Livelock happens when execution is not blocked but very little process is made. Lets consider a server which has a maximum throughput of 10K Requests/sec. During very high load, we would expect the server to cap out at 10K Requests/sec, however in reality we see this is not the case. During loads over 10K Requests/sec, the server starts to perform terribly. This is because the server is spending CPU time just queueing requests and it never actually gets a chance to process the requests.
Livelock
To solve this problem, we have to look closely at how the server is working. When a packet is recieved, an interrupt occurs, lets say the interrupt handler does the following:
  1. Take in the bytes
  2. Put request in queue
  3. Tell server program to handle packet (new_packet();)

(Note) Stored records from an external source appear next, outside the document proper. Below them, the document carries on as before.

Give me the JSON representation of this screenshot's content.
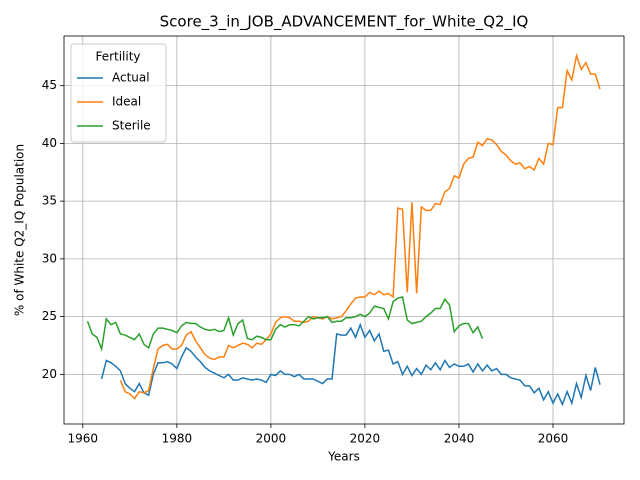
{
  "chart_data": {
    "type": "line",
    "title": "Score_3_in_JOB_ADVANCEMENT_for_White_Q2_IQ",
    "xlabel": "Years",
    "ylabel": "% of White Q2_IQ Population",
    "legend_title": "Fertility",
    "legend": "upper left",
    "grid": true,
    "xlim": [
      1956,
      2075.1
    ],
    "ylim": [
      15.7,
      49.3
    ],
    "xticks": [
      1960,
      1980,
      2000,
      2020,
      2040,
      2060
    ],
    "yticks": [
      20,
      25,
      30,
      35,
      40,
      45
    ],
    "x": [
      1961,
      1962,
      1963,
      1964,
      1965,
      1966,
      1967,
      1968,
      1969,
      1970,
      1971,
      1972,
      1973,
      1974,
      1975,
      1976,
      1977,
      1978,
      1979,
      1980,
      1981,
      1982,
      1983,
      1984,
      1985,
      1986,
      1987,
      1988,
      1989,
      1990,
      1991,
      1992,
      1993,
      1994,
      1995,
      1996,
      1997,
      1998,
      1999,
      2000,
      2001,
      2002,
      2003,
      2004,
      2005,
      2006,
      2007,
      2008,
      2009,
      2010,
      2011,
      2012,
      2013,
      2014,
      2015,
      2016,
      2017,
      2018,
      2019,
      2020,
      2021,
      2022,
      2023,
      2024,
      2025,
      2026,
      2027,
      2028,
      2029,
      2030,
      2031,
      2032,
      2033,
      2034,
      2035,
      2036,
      2037,
      2038,
      2039,
      2040,
      2041,
      2042,
      2043,
      2044,
      2045,
      2046,
      2047,
      2048,
      2049,
      2050,
      2051,
      2052,
      2053,
      2054,
      2055,
      2056,
      2057,
      2058,
      2059,
      2060,
      2061,
      2062,
      2063,
      2064,
      2065,
      2066,
      2067,
      2068,
      2069,
      2070
    ],
    "series": [
      {
        "name": "Actual",
        "color": "#1f77b4",
        "values": [
          null,
          null,
          null,
          19.6,
          21.2,
          21.0,
          20.7,
          20.3,
          19.2,
          18.8,
          18.5,
          19.2,
          18.4,
          18.2,
          20.0,
          21.0,
          21.0,
          21.1,
          20.9,
          20.5,
          21.5,
          22.3,
          22.0,
          21.5,
          21.1,
          20.6,
          20.3,
          20.1,
          19.9,
          19.7,
          20.0,
          19.5,
          19.5,
          19.7,
          19.6,
          19.5,
          19.6,
          19.5,
          19.3,
          20.0,
          19.9,
          20.3,
          20.0,
          20.0,
          19.8,
          20.0,
          19.6,
          19.6,
          19.6,
          19.4,
          19.2,
          19.6,
          19.6,
          23.5,
          23.4,
          23.4,
          24.0,
          23.2,
          24.3,
          23.2,
          23.8,
          22.9,
          23.5,
          22.0,
          22.1,
          20.9,
          21.1,
          20.0,
          20.7,
          19.9,
          20.5,
          20.0,
          20.8,
          20.4,
          21.0,
          20.4,
          21.2,
          20.6,
          20.9,
          20.7,
          20.7,
          20.9,
          20.2,
          20.9,
          20.3,
          20.8,
          20.3,
          20.5,
          20.0,
          20.0,
          19.7,
          19.6,
          19.5,
          19.0,
          19.0,
          18.4,
          18.8,
          17.8,
          18.5,
          17.5,
          18.3,
          17.4,
          18.5,
          17.5,
          19.2,
          18.0,
          19.9,
          18.6,
          20.6,
          19.1
        ]
      },
      {
        "name": "Ideal",
        "color": "#ff7f0e",
        "values": [
          null,
          null,
          null,
          null,
          null,
          null,
          null,
          19.5,
          18.5,
          18.3,
          17.9,
          18.5,
          18.4,
          18.6,
          20.5,
          22.2,
          22.5,
          22.6,
          22.2,
          22.2,
          22.5,
          23.4,
          23.7,
          22.9,
          22.3,
          21.7,
          21.4,
          21.3,
          21.5,
          21.5,
          22.5,
          22.3,
          22.5,
          22.7,
          22.6,
          22.3,
          22.7,
          22.6,
          23.0,
          23.5,
          24.5,
          24.9,
          25.0,
          24.9,
          24.6,
          24.6,
          24.5,
          24.6,
          25.0,
          24.9,
          24.8,
          25.0,
          24.8,
          24.9,
          25.0,
          25.5,
          26.1,
          26.6,
          26.7,
          26.7,
          27.1,
          26.9,
          27.2,
          26.9,
          27.0,
          26.7,
          34.4,
          34.3,
          27.1,
          34.9,
          27.0,
          34.5,
          34.2,
          34.2,
          34.8,
          34.7,
          35.8,
          36.1,
          37.2,
          37.0,
          38.2,
          38.7,
          38.8,
          40.1,
          39.8,
          40.4,
          40.3,
          39.9,
          39.3,
          39.0,
          38.5,
          38.2,
          38.3,
          37.8,
          38.0,
          37.7,
          38.7,
          38.2,
          40.0,
          39.9,
          43.1,
          43.1,
          46.3,
          45.5,
          47.6,
          46.4,
          47.0,
          46.0,
          46.0,
          44.7
        ]
      },
      {
        "name": "Sterile",
        "color": "#2ca02c",
        "values": [
          24.6,
          23.5,
          23.2,
          22.2,
          24.8,
          24.3,
          24.5,
          23.5,
          23.4,
          23.2,
          23.0,
          23.5,
          22.6,
          22.3,
          23.5,
          24.0,
          24.0,
          23.9,
          23.8,
          23.6,
          24.2,
          24.5,
          24.4,
          24.4,
          24.1,
          23.9,
          23.8,
          23.9,
          23.7,
          23.8,
          24.9,
          23.4,
          24.4,
          24.7,
          23.1,
          23.0,
          23.3,
          23.2,
          23.0,
          23.0,
          23.9,
          24.3,
          24.1,
          24.3,
          24.3,
          24.2,
          24.6,
          25.0,
          24.8,
          24.9,
          24.9,
          25.0,
          24.5,
          24.6,
          24.6,
          24.9,
          24.9,
          25.0,
          25.2,
          25.0,
          25.3,
          25.9,
          25.8,
          25.7,
          24.8,
          26.3,
          26.6,
          26.7,
          24.7,
          24.4,
          24.5,
          24.6,
          25.0,
          25.3,
          25.7,
          25.7,
          26.5,
          26.0,
          23.7,
          24.2,
          24.4,
          24.4,
          23.6,
          24.1,
          23.1,
          null,
          null,
          null,
          null,
          null,
          null,
          null,
          null,
          null,
          null,
          null,
          null,
          null,
          null,
          null,
          null,
          null,
          null,
          null,
          null,
          null,
          null,
          null,
          null,
          null
        ]
      }
    ]
  }
}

The livelock is due to the fact that we are spending too much time in the interrupt handler queueing tasks and less time actually handling the requests. Because ofs this, requests continue to pile on and the server is unable to get any work done. We can fix this by simply disabling the interrupt handler. This will result in packet/data loss but we will at least be able to process some of our requests, which is better than being stuck in a livelock.

Event-Driven Programming

There is a school of thought that believes using the concept of threads and locking simply results in buggy and slow code. This school of thought advocates event-driven programming. Event-driven programming can be thought of as the inverse of multithreading. All processes are single threaded, there is no parallelism with shared memory and instead of dividing a program into threads, it is divided into "callbacks". Each call finishes in a small amount of time and and after it is done, it calls the code in the callback function. An example of this would be if instead of
while((c=getchar() != EOF)) putchar(c)
we wrote something like this
aio_read(..., callback);
here another part of the program will handle the reading of the user's input and once done, the callback specified by the program will be called. In event-driven programming there is usually one main loop which consists of analyzing a queue of events and calling the appropriate handlers.